About Student Research
Susan Wurster (2005–2009)
Searching Vast Random Libraries of Small RNAs for New Inhibitors
Arriving at Mayo Graduate School in 2004 from her undergraduate engineering background at Oral Roberts University in Oklahoma, Susan Wurster was curious about molecular biology projects that linked engineering principles and drug discovery. In the Maher lab she initiated a study involving the creation and characterization of RNA "aptamers," small folded and unnatural RNA molecules whose shapes allow them to stick tightly to specific molecular targets in cells. Like antibodies, it is the shape of aptamers that is crucial. Built entirely of RNA, aptamers can be expressed from genes that have been artificially placed in cells.

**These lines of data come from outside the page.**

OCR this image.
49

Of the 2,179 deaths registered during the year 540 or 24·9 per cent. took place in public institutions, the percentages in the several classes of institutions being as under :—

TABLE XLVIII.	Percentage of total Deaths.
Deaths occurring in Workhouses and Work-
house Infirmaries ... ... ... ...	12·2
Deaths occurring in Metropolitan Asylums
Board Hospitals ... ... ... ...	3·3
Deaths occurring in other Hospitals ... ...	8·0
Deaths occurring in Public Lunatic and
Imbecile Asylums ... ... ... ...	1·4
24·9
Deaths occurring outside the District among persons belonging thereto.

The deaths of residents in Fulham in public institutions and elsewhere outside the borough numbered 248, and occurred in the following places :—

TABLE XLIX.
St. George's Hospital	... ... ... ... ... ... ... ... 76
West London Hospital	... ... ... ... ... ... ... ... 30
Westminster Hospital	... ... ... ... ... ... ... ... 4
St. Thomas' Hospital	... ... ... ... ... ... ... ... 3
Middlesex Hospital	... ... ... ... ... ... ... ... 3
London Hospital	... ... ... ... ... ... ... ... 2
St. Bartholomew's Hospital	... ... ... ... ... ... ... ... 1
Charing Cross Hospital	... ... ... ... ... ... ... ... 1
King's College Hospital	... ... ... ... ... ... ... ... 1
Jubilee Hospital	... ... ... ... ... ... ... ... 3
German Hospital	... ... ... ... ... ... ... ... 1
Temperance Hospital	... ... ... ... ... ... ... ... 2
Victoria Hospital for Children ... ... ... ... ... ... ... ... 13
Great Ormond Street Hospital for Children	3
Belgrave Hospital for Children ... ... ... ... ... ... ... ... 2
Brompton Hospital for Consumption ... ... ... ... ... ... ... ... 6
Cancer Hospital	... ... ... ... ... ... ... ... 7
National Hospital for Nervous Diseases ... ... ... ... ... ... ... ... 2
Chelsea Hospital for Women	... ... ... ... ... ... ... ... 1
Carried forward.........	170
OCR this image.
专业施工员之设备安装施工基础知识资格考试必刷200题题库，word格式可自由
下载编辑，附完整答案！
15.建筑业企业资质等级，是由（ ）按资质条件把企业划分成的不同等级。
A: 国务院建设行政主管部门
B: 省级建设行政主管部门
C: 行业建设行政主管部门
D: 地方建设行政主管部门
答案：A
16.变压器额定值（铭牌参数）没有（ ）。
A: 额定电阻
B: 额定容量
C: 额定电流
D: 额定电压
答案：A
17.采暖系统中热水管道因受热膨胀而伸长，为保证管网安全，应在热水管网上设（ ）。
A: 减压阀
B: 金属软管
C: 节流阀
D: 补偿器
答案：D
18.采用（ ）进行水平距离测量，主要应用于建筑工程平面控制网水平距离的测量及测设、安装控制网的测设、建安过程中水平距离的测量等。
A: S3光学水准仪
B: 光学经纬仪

Susan's work builds on the projects of two prior Ph.D. students who demonstrated that small folded RNA molecules may inhibit DNA binding transcription factors by competing for the protein surface normally used to bind DNA. Such RNAs occur by chance in experimental "libraries" of more than 10,000,000,000,000 random 100-mer RNAs. Cycles of affinity selection and amplification are used to find these rare RNAs. Susan has identified new small RNAs that tightly bind to one of the subunits of a key human transcription factor, NF-κB, important in inflammation, HIV infection, and resistance to cancer therapy. Comparing these molecules with RNAs developed against other NF-κB protein subunits, Susan will be in the position to study their structure, mechanism of action, and ability to function as inhibitors within cells. One of Susan's goals is to determine if expression of RNA aptamers in an organism can inhibit the function of NF-κB-like proteins. She plans to use the genetic advantages of fruit flies for these experiments.